Guinea's government is holding emergency sessions to end two nights of rioting by the military, apparently because of a pay dispute. The unrest comes just several months after a deadly nationwide strike forced a change in government. VOA's Nico Colombant reports from nearby Dakar.

Conakry journalist Maseco Conde says new Prime Minister Lansana Kouyate is taking the matter very seriously.

He says after discussions with military officials Thursday failed to stop the overnight rioting, an emergency session was convened Friday with heads of the military and government ministers.

Conde says the ailing and autocratic President Lansana Conte has distanced himself from political affairs since Mr. Kouyate became prime minister.
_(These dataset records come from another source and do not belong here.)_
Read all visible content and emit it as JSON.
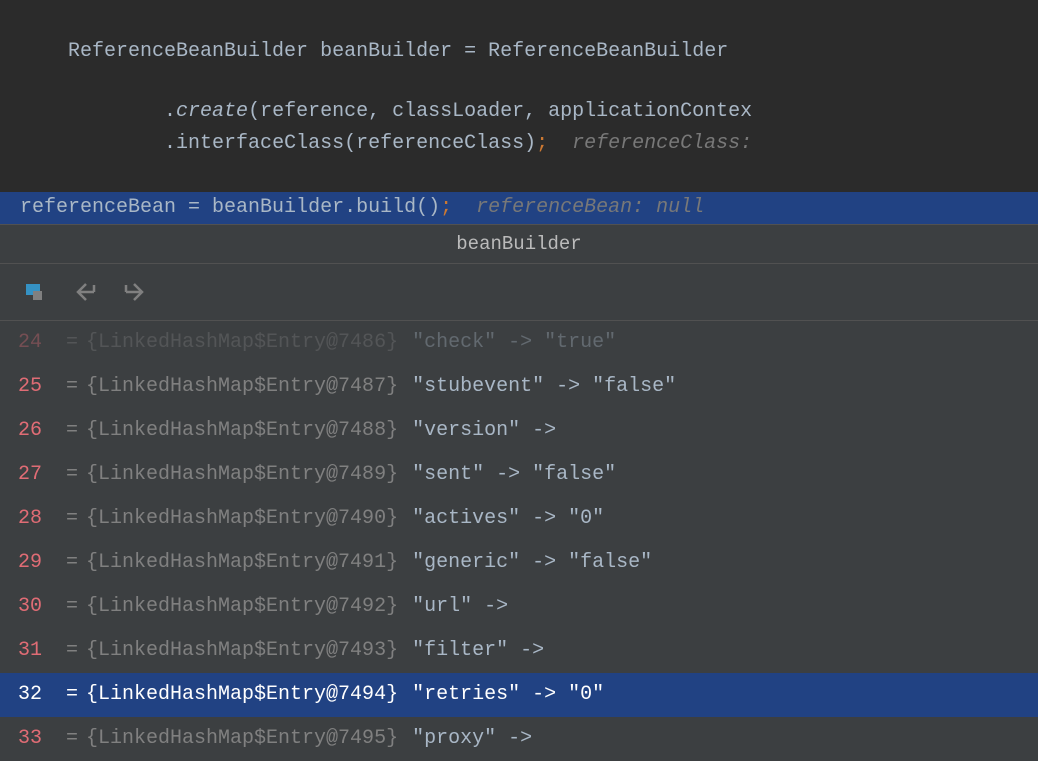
{
  "code": {
    "line1": {
      "type1": "ReferenceBeanBuilder",
      "var": "beanBuilder",
      "eq": "=",
      "type2": "ReferenceBeanBuilder"
    },
    "line2": {
      "indent": "            ",
      "dot": ".",
      "method": "create",
      "args": "(reference, classLoader, applicationContex"
    },
    "line3": {
      "indent": "            ",
      "dot": ".",
      "method": "interfaceClass",
      "args": "(referenceClass)",
      "semi": ";",
      "hint": "  referenceClass:"
    },
    "line4": {
      "var": "referenceBean",
      "eq": " = ",
      "builder": "beanBuilder",
      "dot": ".",
      "method": "build",
      "args": "()",
      "semi": ";",
      "hint": "  referenceBean: null"
    }
  },
  "debugger": {
    "title": "beanBuilder",
    "entries": [
      {
        "index": "24",
        "class": "{LinkedHashMap$Entry@7486}",
        "value": "\"check\" -> \"true\"",
        "faded": true
      },
      {
        "index": "25",
        "class": "{LinkedHashMap$Entry@7487}",
        "value": "\"stubevent\" -> \"false\""
      },
      {
        "index": "26",
        "class": "{LinkedHashMap$Entry@7488}",
        "value": "\"version\" -> "
      },
      {
        "index": "27",
        "class": "{LinkedHashMap$Entry@7489}",
        "value": "\"sent\" -> \"false\""
      },
      {
        "index": "28",
        "class": "{LinkedHashMap$Entry@7490}",
        "value": "\"actives\" -> \"0\""
      },
      {
        "index": "29",
        "class": "{LinkedHashMap$Entry@7491}",
        "value": "\"generic\" -> \"false\""
      },
      {
        "index": "30",
        "class": "{LinkedHashMap$Entry@7492}",
        "value": "\"url\" -> "
      },
      {
        "index": "31",
        "class": "{LinkedHashMap$Entry@7493}",
        "value": "\"filter\" -> "
      },
      {
        "index": "32",
        "class": "{LinkedHashMap$Entry@7494}",
        "value": "\"retries\" -> \"0\"",
        "selected": true
      },
      {
        "index": "33",
        "class": "{LinkedHashMap$Entry@7495}",
        "value": "\"proxy\" -> "
      }
    ]
  }
}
Dozens of people have been injured in the unrest, which took place two nights in a row starting at about two in the morning in towns and cities throughout Guinea.

One night watchman was reported killed in the eastern town of Nzerekore.

The soldiers have been leaving military camps, shooting in the air, and ransacking residences of some top officials.

Alex Vines, with British-based Chatham House, says this is not unprecedented, but worrisome given the current circumstances.

"There have been sporadic incidents across the country," he said. "I know last year there were some disputes with junior soldiers, demanding increased salaries, but the timing of course with the atmosphere that is in Guinea at the moment is worrying, since there is such a fear that the military might intervene, and the uncertainty of the health of the president. These sorts of incidents just help to raise tensions further in Guinea."

Soldiers say the government has been holding back wages since 1996 when President Conte made promises following a deadly mutiny.

Since then, he has orchestrated purges and reorganizations within the army. The chain-smoking, diabetic president, who can barely walk, has been in power since a military coup in 1984.